The stapled securities of former Toll holdings associate, Asciano Group were put in a trading halt yesterday morning after a sharp plunge on the back of some seemingly well informed trading.
The securities shed nearly 60% in value in early trading.
The securities opened at $1.28 and quickly fell to a low of 63.5c, before rising slightly to 69c when the halt was granted at 10.42 am.
They were down 59% at that stage.
The company asked for the halt until today, but didn’t elaborate.
Then just before 6 pm chairman, Tim Poole issued a three page letter to securityholders.
In it he was confident.
He attempted to quell the panic among its investors, denying rumours it was about to launch a capital raising. It also reiterated its forecast of a 24c to 30c per security distribution for the 2008-09 financial year.
"Asciano is not currently contemplating an ordinary equity raising, and has not approached or appointed any advisers in respect of such a capital raising," Asciano chairman Tim Poole said in the letter.
The suspension came after the ASX queried the sharp fall.In its reply to the query the company made it clear it knew nothing why the security price should fall so sharply.
The fact that there was a fall before is a disgrace and raises questions about the flow of information.
For 42 minutes the market traded uninformed and the shares plunged: more than 6.1 million shares were traded in that time.
It’s not the first time there has been some well informed trading in these securities. The shares had a strong run up earlier this year when private equity group TPG first appeared on the scene.
Asciano is the country’s major port operator containing much of the businesses of Patrick, which Toll took over several years ago.
US private equity group TPG and another investor have been sniffing around the company off and on for the past three months. TPG made a half hearted $2.9 billion offer and then renewed its interest.
One explanation for the sharp, unexplained fall is that TPG has walked.
Asciano shares fell 12% on Monday and a week ago were at $2.11.
Their all-time high was at $11.64 in June last year, just after the split from Toll in a demerger.
The trading halt came at Asciano’s request, pending its response to an ASX price query.
Citigroup slashed its price target to 82c from $6.08 yesterday in a note to clients called "a crisis of confidence".
In the report the broker called the stock "worthless" and said a takeover is unlikely.

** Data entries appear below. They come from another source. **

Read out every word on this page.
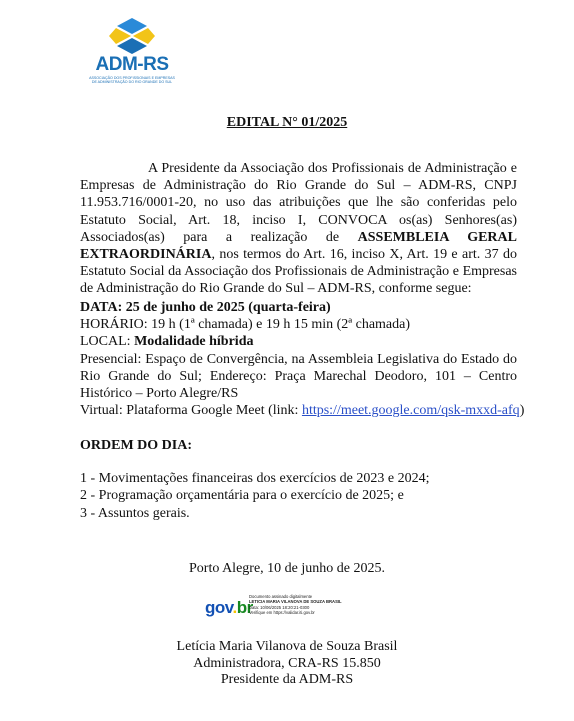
ADM-RS
ASSOCIAÇÃO DOS PROFISSIONAIS E EMPRESAS
DE ADMINISTRAÇÃO DO RIO GRANDE DO SUL
EDITAL N° 01/2025
A Presidente da Associação dos Profissionais de Administração e Empresas de Administração do Rio Grande do Sul – ADM-RS, CNPJ 11.953.716/0001-20, no uso das atribuições que lhe são conferidas pelo Estatuto Social, Art. 18, inciso I, CONVOCA os(as) Senhores(as) Associados(as) para a realização de ASSEMBLEIA GERAL EXTRAORDINÁRIA, nos termos do Art. 16, inciso X, Art. 19 e art. 37 do Estatuto Social da Associação dos Profissionais de Administração e Empresas de Administração do Rio Grande do Sul – ADM-RS, conforme segue:
DATA: 25 de junho de 2025 (quarta-feira)
HORÁRIO: 19 h (1ª chamada) e 19 h 15 min (2ª chamada)
LOCAL: Modalidade híbrida
Presencial: Espaço de Convergência, na Assembleia Legislativa do Estado do Rio Grande do Sul; Endereço: Praça Marechal Deodoro, 101 – Centro Histórico – Porto Alegre/RS
Virtual: Plataforma Google Meet (link: https://meet.google.com/qsk-mxxd-afq)
ORDEM DO DIA:
1 - Movimentações financeiras dos exercícios de 2023 e 2024;
2 - Programação orçamentária para o exercício de 2025; e
3 - Assuntos gerais.
Porto Alegre, 10 de junho de 2025.
gov.br
Documento assinado digitalmente
LETICIA MARIA VILANOVA DE SOUZA BRASIL
Data: 10/06/2025 18:20:21-0300
Verifique em https://validar.iti.gov.br
Letícia Maria Vilanova de Souza Brasil
Administradora, CRA-RS 15.850
Presidente da ADM-RS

"The uncertainty around the timing and the delivery of AIO’s monetisation program means that the share price volatility is likely to remain high in the near term.
"Together with recent 30% drop in global multiples for Ports and Rail businesses to c7x EV/ EBITDA, we advise investors to cut their losses and pull our stock rating to Sell (from Buy) with a lower TP at 9x to $0.82ps (from $6.08ps). At 7x, the stock is worthless.
"A takeover without the support of the Board and CEO’s blocking stake is unlikely," Citi wrote in the report.
Shares in Sydney based women’s clothing retailer, Speciality Fashion Group (SFH) shook off a monstering from analysts at Credit Suisse yesterday.
The shares rose half a cent to 30c, 2c above the all time low of 28c, and then fell 1c in late trading to 28.5c.
CS retail analysts revised their forecasts for SFH, cutting earnings estimates for the next three years.
"Comparable sales growth is negative and inventory is accumulating.
"The business is highly geared and under-capitalised following an 18 month on-market buyback.
"Based on industry feedback, we have revised our forecast earnings.
"The net impact to EPS is -27% in FY09, -30% in FY10 and -20% in FY11.
"This reflects our expectation for comp sales growth of -5% and a 180bps fall in EBIT margins to 5%. We have forecast only a moderate improvement in FY10."
CS cut its target share price from $1.00 to $0.30 following the earnings revisions.
"Specifically, SFH’s current level of gearing and the impact of margin contraction on future gearing suggest the stock should trade at a significant discount to the market multiple."
SFH competes in the same area as the smaller Sydney based retailer, Noni B does. Noni B abandoned its 2008 earnings forecast last month.